Moss has actually never been nominated for an Oscar or Golden Globe, at least not for a movie role. She’s won two Globes for her TV work: Best Actress – Miniseries or Television Film for Top of the Lake (“Why Top of the Lake is still Elisabeth Moss’s greatest role”) and Best Actress – Television Series Drama for Hulu’s The Handmaid’s Tale (“It’s clear that the phenomenal debut season owes its excellence to the career-best performance of Elisabeth Moss”), which has dipped in quality over the seasons, but it’s still worth watching for Moss, Yvonne Strahovski, and Alexis Bledel. (Never forget that Rory Gilmore was on Mad Men, where she met Peggy’s baby daddy Pete, played by Vincent Kartheiser, who she’s now married to. The only good celebrity couple? Discuss.)

Anyway, Moss is phenomenal in The Square (you’ll never look at a condom the same way), indies The One I Love and Listen Up Philip, and Us (the way she says “vodka o’clock” is chef’s kiss emoji), but she’s really shined in 2020. If she’s not in every scene The Invisible Man, she commands the Blumhouse horror flick like she is.
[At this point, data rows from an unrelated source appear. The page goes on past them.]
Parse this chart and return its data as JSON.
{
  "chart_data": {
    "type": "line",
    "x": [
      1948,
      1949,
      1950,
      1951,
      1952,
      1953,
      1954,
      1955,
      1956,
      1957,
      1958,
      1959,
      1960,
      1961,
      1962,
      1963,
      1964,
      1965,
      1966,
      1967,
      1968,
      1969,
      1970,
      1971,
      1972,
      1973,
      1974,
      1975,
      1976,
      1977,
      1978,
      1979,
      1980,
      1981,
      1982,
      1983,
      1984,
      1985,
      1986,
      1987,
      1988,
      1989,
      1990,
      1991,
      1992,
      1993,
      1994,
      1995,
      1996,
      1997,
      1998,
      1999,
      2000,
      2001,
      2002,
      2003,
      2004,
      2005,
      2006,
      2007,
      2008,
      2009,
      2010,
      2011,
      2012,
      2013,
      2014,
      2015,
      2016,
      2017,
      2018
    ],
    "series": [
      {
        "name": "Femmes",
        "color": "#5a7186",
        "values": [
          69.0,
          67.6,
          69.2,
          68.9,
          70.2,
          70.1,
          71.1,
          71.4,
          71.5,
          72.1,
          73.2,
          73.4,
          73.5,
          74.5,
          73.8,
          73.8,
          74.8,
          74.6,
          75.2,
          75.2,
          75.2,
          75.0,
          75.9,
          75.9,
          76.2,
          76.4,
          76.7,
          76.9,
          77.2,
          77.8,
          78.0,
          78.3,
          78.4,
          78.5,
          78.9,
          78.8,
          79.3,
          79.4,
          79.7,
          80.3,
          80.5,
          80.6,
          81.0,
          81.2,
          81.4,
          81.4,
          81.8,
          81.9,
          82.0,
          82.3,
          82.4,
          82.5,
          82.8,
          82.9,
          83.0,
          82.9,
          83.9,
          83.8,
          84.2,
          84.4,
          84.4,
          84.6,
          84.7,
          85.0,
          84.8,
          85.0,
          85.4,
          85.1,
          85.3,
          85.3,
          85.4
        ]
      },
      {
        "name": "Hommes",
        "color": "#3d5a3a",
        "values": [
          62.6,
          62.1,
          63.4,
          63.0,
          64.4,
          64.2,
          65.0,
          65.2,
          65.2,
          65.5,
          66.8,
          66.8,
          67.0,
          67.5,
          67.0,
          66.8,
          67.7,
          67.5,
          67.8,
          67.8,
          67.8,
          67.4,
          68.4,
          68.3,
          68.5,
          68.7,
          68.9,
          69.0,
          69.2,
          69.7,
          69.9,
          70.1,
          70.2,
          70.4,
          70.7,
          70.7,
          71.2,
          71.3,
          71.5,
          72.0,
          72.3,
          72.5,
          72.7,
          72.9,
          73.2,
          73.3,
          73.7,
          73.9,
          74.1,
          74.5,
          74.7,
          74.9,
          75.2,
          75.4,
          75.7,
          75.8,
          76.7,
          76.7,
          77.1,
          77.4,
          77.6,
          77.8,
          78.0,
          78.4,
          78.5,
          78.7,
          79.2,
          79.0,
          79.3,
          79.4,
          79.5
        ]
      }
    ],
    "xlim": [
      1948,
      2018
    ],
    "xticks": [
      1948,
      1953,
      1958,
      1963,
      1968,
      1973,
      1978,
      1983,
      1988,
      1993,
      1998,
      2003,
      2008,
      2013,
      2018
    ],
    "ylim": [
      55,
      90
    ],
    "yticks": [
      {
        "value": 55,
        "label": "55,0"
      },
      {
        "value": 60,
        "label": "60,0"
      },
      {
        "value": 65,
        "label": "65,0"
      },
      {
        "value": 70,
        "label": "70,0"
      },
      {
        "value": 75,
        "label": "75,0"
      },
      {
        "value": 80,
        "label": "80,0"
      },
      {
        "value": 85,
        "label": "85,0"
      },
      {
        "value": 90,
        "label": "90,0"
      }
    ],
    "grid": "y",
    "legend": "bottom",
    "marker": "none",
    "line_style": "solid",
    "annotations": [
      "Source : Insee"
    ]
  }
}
It’s tough to play against literally nothing, but Moss is gloriously “committed” as Cecilia, who correctly believes that she’s being stalked by her abusive partner who everyone thinks killed himself. It’s an emotionally-draining performance, with all the internal distress that comes with not being believed for what you know is true, and physically demanding, too, in scenes where she’s being attacked by someone she can’t see. You also can’t see the monster in Shirley, Moss’ other foray into horror, but the demons are there.

You know the “[person’s name] that’s it, that’s the tweet” meme? Elisabeth Moss in Shirley, that’s it, that’s the tweet. She plays “The Lottery” and The Haunting of Hill House author Shirley Jackson with a deliciously uneasy edge, whether she’s being provoked by her frail-ego husband who’s both her #1 fan and biggest tormentor (an equally great Michael Stuhlbarg), incapable of leaving the bed due to undiagnosed mental health issues, or feeding possibly deadly mushrooms to her younger house-mate Rose (Odessa Young); their relationship falls somewhere between outright contempt and bordering-on-romantic affection, although sometimes it’s both at the same time. Shirley is a refreshing take on The Tortured Genius trope, and aided by Decker’s experimental flourishes and Moss employing an impressive array of facial tics, you could probably watch it on silent and still understand Jackson’s emotional turmoil. You shouldn’t do this, though, because then you’d miss Moss saying, “I’m a witch.” I half-believe her.

With the shut-down in production due to the global COVID-19 pandemic, Moss only has two upcoming projects on her filmography: Wes Anderson’s The French Dispatch and Next Goal Wins, Taika Waititi’s soccer movie. It’s unclear who she plays in both films, but whoever the characters are, I’m sure she’ll give her next career-best performance.